Ci troviamo di fronte a un teatro che somiglia molto a una soffitta o ad una cantina, polveroso, in disuso: un luogo decadente come la vita di Lear, che dopo aver disconosciuto la sincera e cristallina Cordelia, si ritrova solo e abbandonato dalle figlie senza cuore, ambiziose, ciniche.
Il Re è solo di fronte alla storia, di fronte alla sua miseria e i toni usati da Gabriele Lavia sono quelli della consapevolezza e della colpa paterna per avere accolte le lusinghe senza sentire la verità lancinante, a causa dell’abuso del potere a cui durante il suo regno è sempre stato avvezzo.

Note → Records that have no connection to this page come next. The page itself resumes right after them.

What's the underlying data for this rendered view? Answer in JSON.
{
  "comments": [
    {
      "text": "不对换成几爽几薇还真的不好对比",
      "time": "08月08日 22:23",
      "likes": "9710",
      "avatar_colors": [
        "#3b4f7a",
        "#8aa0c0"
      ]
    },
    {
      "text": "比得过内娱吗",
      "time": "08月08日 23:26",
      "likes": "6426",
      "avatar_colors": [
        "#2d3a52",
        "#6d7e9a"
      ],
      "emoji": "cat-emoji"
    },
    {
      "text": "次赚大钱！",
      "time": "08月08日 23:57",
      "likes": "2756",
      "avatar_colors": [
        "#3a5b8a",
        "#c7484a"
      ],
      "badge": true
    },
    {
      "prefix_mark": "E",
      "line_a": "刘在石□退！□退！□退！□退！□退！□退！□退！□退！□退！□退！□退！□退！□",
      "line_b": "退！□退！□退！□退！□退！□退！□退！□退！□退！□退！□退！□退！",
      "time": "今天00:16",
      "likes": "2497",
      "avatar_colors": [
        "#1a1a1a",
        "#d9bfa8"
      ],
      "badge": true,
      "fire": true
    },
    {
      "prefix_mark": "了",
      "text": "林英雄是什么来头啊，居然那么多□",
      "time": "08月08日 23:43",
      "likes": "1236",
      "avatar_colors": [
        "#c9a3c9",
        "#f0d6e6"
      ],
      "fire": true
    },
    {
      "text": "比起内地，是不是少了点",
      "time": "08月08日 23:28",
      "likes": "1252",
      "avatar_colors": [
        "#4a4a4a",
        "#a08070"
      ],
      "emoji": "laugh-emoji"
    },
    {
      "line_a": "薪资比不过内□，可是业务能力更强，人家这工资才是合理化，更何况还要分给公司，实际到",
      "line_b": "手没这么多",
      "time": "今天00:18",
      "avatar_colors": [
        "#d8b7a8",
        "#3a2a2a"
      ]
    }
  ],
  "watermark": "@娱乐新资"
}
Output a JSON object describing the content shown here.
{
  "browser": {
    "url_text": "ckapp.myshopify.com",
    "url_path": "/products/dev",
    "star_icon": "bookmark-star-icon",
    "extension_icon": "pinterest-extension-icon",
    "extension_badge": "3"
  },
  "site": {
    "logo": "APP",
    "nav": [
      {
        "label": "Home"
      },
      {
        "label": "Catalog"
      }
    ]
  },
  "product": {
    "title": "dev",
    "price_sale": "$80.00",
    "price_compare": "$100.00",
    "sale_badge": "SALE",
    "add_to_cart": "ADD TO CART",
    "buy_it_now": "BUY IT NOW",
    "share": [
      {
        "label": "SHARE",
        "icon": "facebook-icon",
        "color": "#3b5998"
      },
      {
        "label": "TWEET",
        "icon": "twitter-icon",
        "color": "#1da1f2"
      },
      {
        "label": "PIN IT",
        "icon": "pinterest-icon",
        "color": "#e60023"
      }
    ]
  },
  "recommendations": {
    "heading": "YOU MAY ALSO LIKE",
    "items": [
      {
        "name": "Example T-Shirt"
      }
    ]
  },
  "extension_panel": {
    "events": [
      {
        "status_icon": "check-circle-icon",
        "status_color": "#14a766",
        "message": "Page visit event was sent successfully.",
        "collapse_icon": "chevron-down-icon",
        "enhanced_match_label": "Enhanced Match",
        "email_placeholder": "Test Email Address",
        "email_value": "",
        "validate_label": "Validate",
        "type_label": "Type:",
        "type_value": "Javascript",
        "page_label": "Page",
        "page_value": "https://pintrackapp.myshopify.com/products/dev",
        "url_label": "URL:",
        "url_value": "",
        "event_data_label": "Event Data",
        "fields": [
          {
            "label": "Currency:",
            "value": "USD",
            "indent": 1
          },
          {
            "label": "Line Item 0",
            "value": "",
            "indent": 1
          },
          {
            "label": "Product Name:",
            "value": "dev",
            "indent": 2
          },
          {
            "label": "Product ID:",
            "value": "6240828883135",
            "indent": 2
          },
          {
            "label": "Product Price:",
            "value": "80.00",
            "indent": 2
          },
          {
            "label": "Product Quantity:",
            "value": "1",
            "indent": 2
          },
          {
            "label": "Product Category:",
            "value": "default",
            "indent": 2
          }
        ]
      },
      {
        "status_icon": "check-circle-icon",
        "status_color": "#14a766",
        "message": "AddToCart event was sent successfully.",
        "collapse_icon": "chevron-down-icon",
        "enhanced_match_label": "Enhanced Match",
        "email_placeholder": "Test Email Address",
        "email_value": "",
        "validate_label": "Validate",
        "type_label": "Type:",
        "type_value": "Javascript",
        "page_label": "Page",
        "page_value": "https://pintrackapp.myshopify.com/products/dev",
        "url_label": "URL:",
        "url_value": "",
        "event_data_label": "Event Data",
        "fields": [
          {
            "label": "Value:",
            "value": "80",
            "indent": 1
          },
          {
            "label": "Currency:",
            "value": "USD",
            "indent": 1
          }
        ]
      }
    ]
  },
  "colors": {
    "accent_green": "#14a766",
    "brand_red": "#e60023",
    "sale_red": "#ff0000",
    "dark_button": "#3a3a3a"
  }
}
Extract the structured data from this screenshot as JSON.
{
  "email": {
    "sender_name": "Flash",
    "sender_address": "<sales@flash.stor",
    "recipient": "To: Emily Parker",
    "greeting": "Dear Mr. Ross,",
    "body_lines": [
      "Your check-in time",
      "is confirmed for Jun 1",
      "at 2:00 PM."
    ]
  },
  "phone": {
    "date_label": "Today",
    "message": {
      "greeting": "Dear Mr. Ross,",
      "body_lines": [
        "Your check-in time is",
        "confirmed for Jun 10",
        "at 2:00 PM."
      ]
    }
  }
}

I monologhi del celebre regista e attore rimandano con sottigliezza e eleganza alla nostra contemporaneità e Re Lear si trasforma, in parallelo alla performance, in una perfetta disanima dello stato politico attuale, sollecitando gli spettatori ad attuare amare riflessioni sullo stato delle cose.
Nella sua messa in scena Lavia ha scelto come in gran parte del teatro inglese contemporaneo, di differenziare e caratterizzare tutti i personaggi donando loro una forte personalità, partendo da Goneril e Regan fino ad arrivare al Foul, che oltre a essere emblema di verità e critica, evoca il racconto dell’opera attraverso il sottotesto di canzoni e gag.

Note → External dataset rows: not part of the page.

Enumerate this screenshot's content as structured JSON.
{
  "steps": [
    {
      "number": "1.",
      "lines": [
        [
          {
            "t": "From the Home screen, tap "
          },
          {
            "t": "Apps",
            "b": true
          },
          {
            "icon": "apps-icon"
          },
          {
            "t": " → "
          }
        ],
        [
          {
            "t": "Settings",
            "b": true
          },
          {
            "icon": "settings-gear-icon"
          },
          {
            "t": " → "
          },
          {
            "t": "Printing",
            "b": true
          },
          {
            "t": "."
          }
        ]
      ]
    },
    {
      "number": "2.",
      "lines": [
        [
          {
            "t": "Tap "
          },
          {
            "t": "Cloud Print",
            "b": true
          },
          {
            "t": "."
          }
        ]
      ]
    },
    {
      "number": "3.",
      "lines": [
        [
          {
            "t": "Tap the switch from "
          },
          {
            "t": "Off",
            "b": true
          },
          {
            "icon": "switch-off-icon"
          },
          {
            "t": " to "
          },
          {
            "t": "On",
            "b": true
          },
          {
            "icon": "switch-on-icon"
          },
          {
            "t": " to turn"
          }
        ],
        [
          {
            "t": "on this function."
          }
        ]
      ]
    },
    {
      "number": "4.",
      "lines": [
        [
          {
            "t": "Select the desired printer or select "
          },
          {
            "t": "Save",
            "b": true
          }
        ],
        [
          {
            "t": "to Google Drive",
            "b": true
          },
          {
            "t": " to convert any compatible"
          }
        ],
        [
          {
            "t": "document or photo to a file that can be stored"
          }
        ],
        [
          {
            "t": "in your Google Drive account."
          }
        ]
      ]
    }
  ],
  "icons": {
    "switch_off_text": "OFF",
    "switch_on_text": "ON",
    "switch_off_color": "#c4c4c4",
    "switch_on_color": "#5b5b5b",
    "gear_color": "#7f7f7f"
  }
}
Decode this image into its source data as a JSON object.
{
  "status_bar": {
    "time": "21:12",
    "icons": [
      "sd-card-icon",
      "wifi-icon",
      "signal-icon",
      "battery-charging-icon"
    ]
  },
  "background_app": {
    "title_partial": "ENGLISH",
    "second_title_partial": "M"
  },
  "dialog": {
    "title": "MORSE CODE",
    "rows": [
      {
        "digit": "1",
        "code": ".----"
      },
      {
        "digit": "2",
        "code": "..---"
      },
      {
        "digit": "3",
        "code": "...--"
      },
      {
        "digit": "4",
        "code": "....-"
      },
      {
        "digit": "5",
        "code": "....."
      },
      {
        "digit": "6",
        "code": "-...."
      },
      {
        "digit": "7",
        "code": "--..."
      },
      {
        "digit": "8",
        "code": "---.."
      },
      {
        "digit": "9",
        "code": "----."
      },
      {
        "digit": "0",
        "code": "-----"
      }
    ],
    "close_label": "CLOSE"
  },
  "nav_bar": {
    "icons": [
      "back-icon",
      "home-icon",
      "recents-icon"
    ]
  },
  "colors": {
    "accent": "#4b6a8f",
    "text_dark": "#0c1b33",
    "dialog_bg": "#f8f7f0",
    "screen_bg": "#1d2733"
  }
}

Tutto si combina con scene di grande impatto, in cui l’azione esalta monologhi centrali per Il Re Lear, come quelli dei due fratelli Edgar e Edmund, opposti in un celebre dualismo interpretato in maniera matura da due attori molto talentuosi.

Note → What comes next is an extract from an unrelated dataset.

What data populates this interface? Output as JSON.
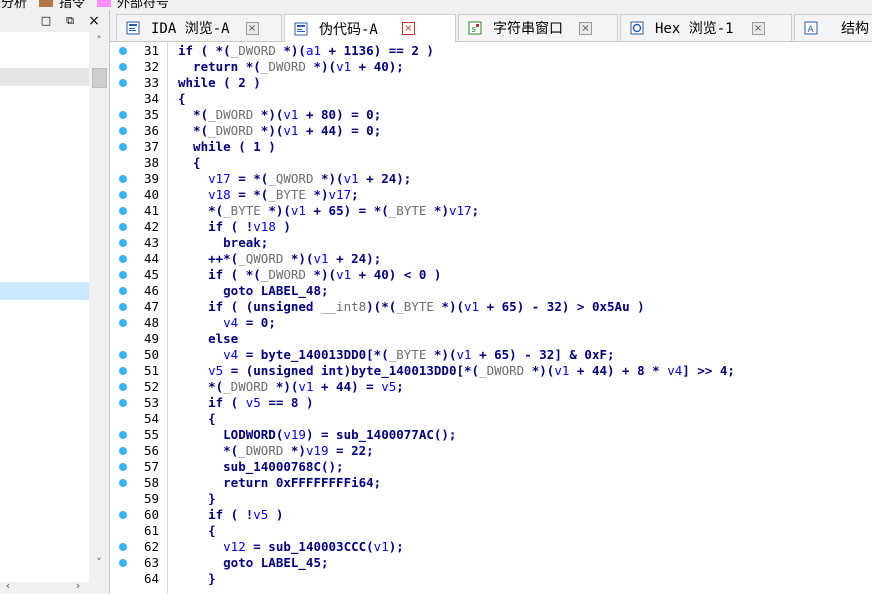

Scrive Lavia nelle note di regia: «“Essere o non essere” sono certamente le parole più importanti di tutto il Teatro Occidentale e, come sanno (quasi) tutti, le dice Amleto. Subito dopo “essere o non essere” Amleto dice: “Questa è la domanda”. Come se la vita di ogni uomo, non solo di Amleto, che ogni uomo lo sappia o no, non fosse altro che porsi questa domanda. Re Lear, invece, “nega” questa domanda e decide per il “Non essere”, non essere più Re. Dare via il proprio “essere” (il proprio regno) è come dare via la propria ombra (come nel famoso romanzo). Nel momento in cui Re Lear non è più Re è solo “Lear”. E che cos’è Lear se non è “più” Re? Non è che un “uomo”. Uno come tanti che non contano nulla. Non è che “nulla”. “Sono io Lear?” si domanderà disperato. Travolto dalla “tempesta” del “non essere” Lear la attraverserà fino alla fine, fino al’ultimo dolore quando l’uomo Lear, portando in braccio la figlia Cordelia morta, urlando, domanderà agli spettatori in platea e nei palchi del Teatro: “Siete uomini o pietre? Avessi io le vostre gole e i vostri occhi, urlerei e piangerei fino a mandare in frantumi la volta del cielo…”. In questo finale, colpo di genio, Shakespeare-Lear invoca le grida e il pianto di tutti gli spettatori come se fossero il Coro ideale per l’ultima scena del suo capolavoro».
Emerge con passione da queste note di regia come la ferita della storia sia inguaribile secondo la poetica di Lavia, i re, i governanti, i padri sono sconfitti, esanimi davanti agli eventi che si succedono impietosi al cospetto dell’umanità.
La stessa umanità che Shakespeare decantava e distruggeva senza distinguete la bellezza dalla miseria degli uomini: è in questa enorme e inconciliabile opposizione, che Lavia inserisce le sue riflessioni conducendoci verso speculazioni filosofiche che ci avvicinano molto alla purezza dell’invenzione dell’umano shakespeariano con cui spesso Harold Bloom ci ha illuminato e guidato nelle sue celeberrime critiche.
Al Teatro Argentina di Roma dal 26 novembre al 22 dicembre 2024.
Re Lear di William Shakespeare – Traduzione: Angelo Dallagiacoma e Luigi Lunari; Regia: Gabriele Lavia; interpreti: Gabriele Lavia e con (in ordine alfabetico) Giovanni Arezzo, Giuseppe Benvegna, Eleonora Bernazza, Jacopo Carta, Beatrice Ceccherini, Federica Di Martino, Ian Gualdani, Luca Lazzareschi, Mauro Mandolini, Andrea Nicolini, Gianluca Scaccia, Silvia Siravo, Jacopo Venturiero, Lorenzo Volpe; scene: Alessandro Camera; costumi: Andrea Viotti; luci: Giuseppe Filipponio; musiche: Antonio Di Pofi; produzione: Teatro di Roma – Teatro Nazionale, Effimera s.r.l, LAC – Lugano Arte e Cultura.